Sam, der als einziger keineswegs verwundert oder erzürnt war, trug wie stets seine unleserliche, schlecht gelaunte Miene. Und ich erwartete bereits, dass sein nächster, dummer Kommentar nicht allzu lange auf sich warten ließ.

„Wie auch immer, uns allen muss bewusst sein, dass dies Konsequenzen nach sich zieht. Eine Aufkündigung des Vertrages bedeutet, dass wir von nun an verfeindet sind. Alle Vereinbarungen sind hinfällig."

Wie auch immer?

Ich starrte ihn an, dann Jess, die sagte: „Ich konnte keine unmittelbaren Absichten aus ihnen lesen. Das heißt, dass ihre nächsten Schritte zwar außerhalb unserer Kenntnis liegen, aber auch, dass sie sie nicht allzu bald einleiten werden."

„Und es gibt keine Möglichkeit, im Nachhinein eine Voraussicht zu treffen?"

Jess schüttelte den Kopf: „Nicht auf diese Distanz jedenfalls."

Währenddessen Sam und sie sich seelenruhig weiter darüber austauschten, was wohl als nächstes zu tun war, hatten Seth, Leah und Embry etwas länger daran zu kauen – genau wie ich. Für mich war vollkommen unverständlich, woher dieses Verständnis zwischen den beiden plötzlich kam. Oder rührte es daher, dass sie beide etwas vom Krieg und Kampf verstanden? Vor nicht allzu langer Zeit hatte Sam Jess als unberechenbar bezeichnet, als Monster im Gegensatz zu uns und allem, das übernatürlich war. Und jetzt? Sein Herumgeschleime nahm größere Ausmaße an als erwartet, was mich befürchten ließ, dass er bereits weitere Pläne für Jess bereithielt – und mit Sicherheit keine, die mir gefallen würden.

Aber, unabhängig davon: hatte hier überhaupt jemand verstanden, was es bedeutete, dass dieser vor Urzeiten geschlossene Vertrag nicht länger Bestand hatte? Wir verloren alles, was unsere Vorväter erarbeitet hatten. Wir verloren Ruhe und Frieden, eine neutrale Übereinkunft, zumindest den Anschein eines Zusammenlebens, wie es zum ersten Mal überhaupt zwischen unseren Arten zustande gekommen war. Und was gewannen wir? Den Kampf an allen Fronten. Feinde, die man zuvor fast als Freunde hätte bezeichnen können. Nicht, dass ich dem hinterher trauern würde. Zeiten änderten sich und auch so war nicht alles an diesem Vertrag gut gewesen. Aber es bedurfte doch ein wenig mehr als der Aufrüstung und Spionage, die Sam im Sinn hatte.
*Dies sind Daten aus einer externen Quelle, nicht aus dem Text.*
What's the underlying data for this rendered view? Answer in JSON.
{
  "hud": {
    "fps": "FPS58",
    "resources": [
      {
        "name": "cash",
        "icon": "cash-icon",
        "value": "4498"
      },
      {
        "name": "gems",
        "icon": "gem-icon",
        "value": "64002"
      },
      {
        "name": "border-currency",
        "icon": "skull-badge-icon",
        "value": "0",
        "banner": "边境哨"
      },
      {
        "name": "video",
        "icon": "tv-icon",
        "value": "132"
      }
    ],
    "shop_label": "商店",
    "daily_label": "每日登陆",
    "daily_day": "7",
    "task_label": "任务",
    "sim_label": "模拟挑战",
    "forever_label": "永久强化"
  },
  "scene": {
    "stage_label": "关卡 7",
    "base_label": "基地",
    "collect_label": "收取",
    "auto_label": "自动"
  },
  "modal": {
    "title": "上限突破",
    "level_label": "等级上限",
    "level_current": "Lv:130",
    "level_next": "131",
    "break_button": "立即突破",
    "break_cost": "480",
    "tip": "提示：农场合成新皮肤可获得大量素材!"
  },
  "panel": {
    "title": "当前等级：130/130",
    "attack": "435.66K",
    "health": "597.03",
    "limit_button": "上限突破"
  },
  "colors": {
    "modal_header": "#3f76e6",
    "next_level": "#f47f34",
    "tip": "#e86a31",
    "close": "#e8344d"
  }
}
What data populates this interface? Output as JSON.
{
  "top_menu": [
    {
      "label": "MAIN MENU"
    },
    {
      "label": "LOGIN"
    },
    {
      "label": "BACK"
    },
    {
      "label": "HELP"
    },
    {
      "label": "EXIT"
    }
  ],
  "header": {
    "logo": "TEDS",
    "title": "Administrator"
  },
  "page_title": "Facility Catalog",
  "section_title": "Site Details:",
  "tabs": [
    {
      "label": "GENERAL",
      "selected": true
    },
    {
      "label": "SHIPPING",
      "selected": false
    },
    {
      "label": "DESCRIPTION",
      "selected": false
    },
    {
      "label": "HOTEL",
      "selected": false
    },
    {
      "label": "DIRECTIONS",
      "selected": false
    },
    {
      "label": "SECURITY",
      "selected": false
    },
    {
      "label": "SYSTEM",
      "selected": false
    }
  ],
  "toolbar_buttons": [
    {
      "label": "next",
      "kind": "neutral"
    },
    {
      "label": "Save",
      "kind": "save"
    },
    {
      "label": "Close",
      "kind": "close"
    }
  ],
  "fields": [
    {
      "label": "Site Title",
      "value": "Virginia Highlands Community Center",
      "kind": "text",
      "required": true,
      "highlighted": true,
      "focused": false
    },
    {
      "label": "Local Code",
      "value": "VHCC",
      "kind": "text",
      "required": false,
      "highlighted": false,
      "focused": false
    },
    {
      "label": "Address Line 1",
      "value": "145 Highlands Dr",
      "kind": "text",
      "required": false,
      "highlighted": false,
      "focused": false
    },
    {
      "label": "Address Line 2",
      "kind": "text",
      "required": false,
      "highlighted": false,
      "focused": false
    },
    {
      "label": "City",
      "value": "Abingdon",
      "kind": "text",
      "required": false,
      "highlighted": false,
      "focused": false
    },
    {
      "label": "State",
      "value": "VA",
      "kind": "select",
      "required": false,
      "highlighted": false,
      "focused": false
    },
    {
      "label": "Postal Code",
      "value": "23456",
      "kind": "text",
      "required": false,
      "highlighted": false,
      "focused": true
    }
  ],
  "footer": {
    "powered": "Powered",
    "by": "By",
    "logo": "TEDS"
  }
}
„Es wird nötig sein, härtere Geschütze aufzuziehen, für den Fall, dass sie uns mit einem Angriff antworten.", erklärte Sam, als wäre er der einzige hier, der ein Rudel zu führen und einen Stamm zu beschützen hatte: „Und dann muss uns egal sein, ob sie es tun, weil sie sich bedroht fühlen oder weil wir ihnen aus ihrer Sicht Unrecht getan haben. Wir haben von unserem guten Recht Gebrauch gemacht – und dieses Recht werden wir bis aufs Blut zu verteidigen wissen."